Pour la cheffe de la diplomatie britannique cependant, Liz Truss, ces pourparlers ne sont qu'un "écran de fumée" utilisé par le Kremlin avant une nouvelle offensive. Elle a dit dans une interview au Times être "très sceptique" sur les négociations.
Le ministre français des Affaires étrangères, Jean-Yves Le Drian, avait fait jeudi une analyse similaire, prédisant "un processus dramatique de brutalité de longue durée" de la part de la Russie, qui selon lui ne cherche que la "capitulation ukrainienne" à travers "l'aggravation de la guerre des sièges".
- "Crime de guerre" russe -
Selon le président ukrainien, grâce aux couloirs humanitaires instaurés dans le pays, ce sont plus de 180.000 Ukrainiens qui ont pu s'éloigner des combats, dont plus de 9.000 personnes fuyant Marioupol.

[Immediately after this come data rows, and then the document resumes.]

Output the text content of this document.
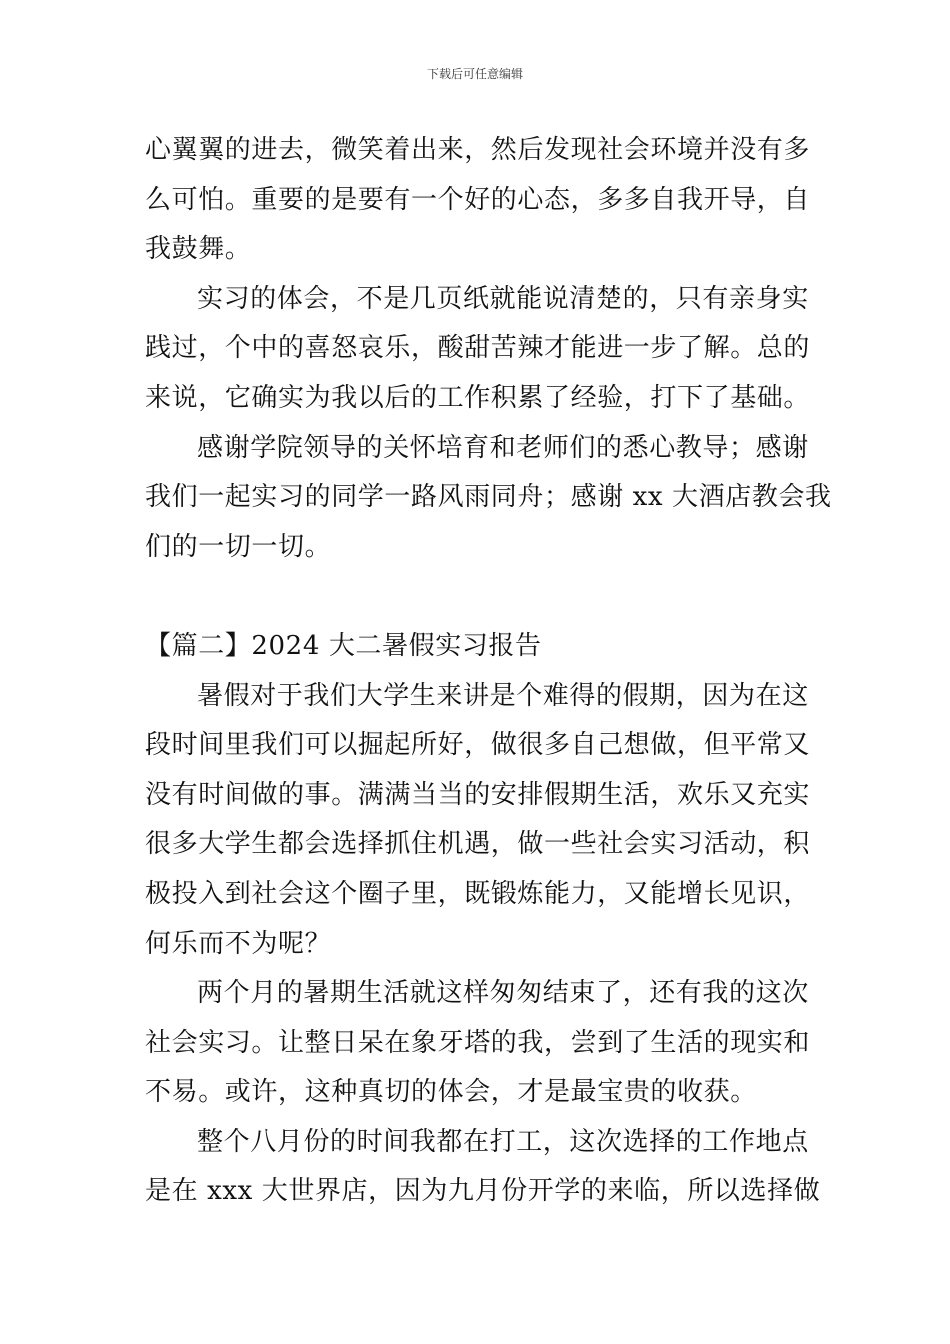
下载后可任意编辑
心翼翼的进去，微笑着出来，然后发现社会环境并没有多
么可怕。重要的是要有一个好的心态，多多自我开导，自
我鼓舞。
实习的体会，不是几页纸就能说清楚的，只有亲身实
践过，个中的喜怒哀乐，酸甜苦辣才能进一步了解。总的
来说，它确实为我以后的工作积累了经验，打下了基础。
感谢学院领导的关怀培育和老师们的悉心教导；感谢
我们一起实习的同学一路风雨同舟；感谢 xx 大酒店教会我
们的一切一切。
【篇二】2024 大二暑假实习报告
暑假对于我们大学生来讲是个难得的假期，因为在这
段时间里我们可以掘起所好，做很多自己想做，但平常又
没有时间做的事。满满当当的安排假期生活，欢乐又充实
很多大学生都会选择抓住机遇，做一些社会实习活动，积
极投入到社会这个圈子里，既锻炼能力，又能增长见识，
何乐而不为呢？
两个月的暑期生活就这样匆匆结束了，还有我的这次
社会实习。让整日呆在象牙塔的我，尝到了生活的现实和
不易。或许，这种真切的体会，才是最宝贵的收获。
整个八月份的时间我都在打工，这次选择的工作地点
是在 xxx 大世界店，因为九月份开学的来临，所以选择做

"Mais les occupants continuent de bloquer l'aide humanitaire, tout particulièrement autour des zones sensibles. C'est une tactique très connue. (...) C'est un crime de guerre", a lancé M. Zelensky. La Russie "répondra de cela. A 100%", a-t-il insisté.
Depuis le 24 février, plus de 3,2 millions d'Ukrainiens ont pris les routes de l'exil, dont près des deux tiers vers la Pologne, parfois seulement une étape avant de continuer leur exode.
D'après un décompte au 18 mars du Haut Commissariat des Nations unies aux droits de l'homme en Ukraine, au moins 816 civils ont été tués en Ukraine et plus de 1.333 blessés. Il a souligné que ce bilan était probablement très inférieur à la réalité.
Les besoins humanitaires se font "de plus en plus urgents", avec plus de 200.000 personnes privées d'eau dans la région de Donetsk et de "graves pénuries" de nourriture, d'eau et de médicaments, a déclaré vendredi Matthew Saltmarsh, porte-parole au Haut Commissariat aux réfugiés.
Kiev, la capitale, s'est vidée d'au moins la moitié de ses 3,5 millions habitants. Selon la mairie, 222 personnes --dont 60 civils-- y ont été tués.
Aucun bilan global n'a été fourni à ce stade. M. Zelensky a mentionné le 12 mars la mort d'"environ 1.300" militaires ukrainiens, tandis que Moscou a seulement rapporté près de 500 morts dans ses rangs le 2 mars.
L'Ukraine a indiqué avoir "562 prisonniers de guerre russes", et les détenir conformément au droit international, "comme un pays civilisé".